Headaches come in many shapes and sizes, and not all headaches have the same underlying cause. One type in particular, cervicogenic headaches, are fairly common and can be treated quite well by physical therapists.
First, what is a cervicogenic headache? In breaking down the first word into cervico- and –genic, this indicates that this type of headache is generated from the neck (particularly the upper segments of the neck). Often times these headaches occupy one side of the head and neck or the other and may involve headache pain radiating from the base of the skull toward the forehead, temple, and/or eye. Other symptoms may include an increase pain and stiffness with turning the head and neck. Ultimately, appropriate screening and diagnosis can best get you on the road to recovery.
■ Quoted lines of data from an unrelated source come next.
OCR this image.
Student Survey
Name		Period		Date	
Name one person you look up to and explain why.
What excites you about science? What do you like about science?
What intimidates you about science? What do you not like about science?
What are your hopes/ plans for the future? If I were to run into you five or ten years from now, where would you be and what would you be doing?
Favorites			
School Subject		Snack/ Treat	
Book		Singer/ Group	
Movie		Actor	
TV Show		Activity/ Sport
So how can a physical therapist treat these headaches? A combination of treatments may offer the best benefit at reducing your headache intensity and frequency.
Manual therapy: Hands-on treatments to the upper neck, ranging from slower mobilization to high-velocity low-amplitude manipulation, of the joints has been associated with significant improvements in headache pain intensity and frequency.
Specific exercise(s): Various well-done studies over the years show that specific stretching of the upper neck and specific strengthening of the musculature of the upper neck can yield significant and lasting improvement in your headache symptoms in a relatively short amount of time.
To learn more about how our expert team of Physical Therapists can help you manage cervicogenic headaches, find a CACC PT location near you.
Jull G, et al. A randomized controlled trial of exercise and manipulative therapy for cervicogenic headache. Spine. 2002; 27(17): 1835-1843.
Hall T, et al. Efficacy of a C1-C2 self-sustained natural apophyseal glide (SNAG) in the management of cervicogenic headache. J Orthop Sports Phys Ther. 2007; 37(3): 100-107.
Haas M, et al. Dose response and efficacy of spinal manipulation for chronic cervicogenic headache: A pilot randomized controlled trial. The Spine J. 2010; 10: 117-126.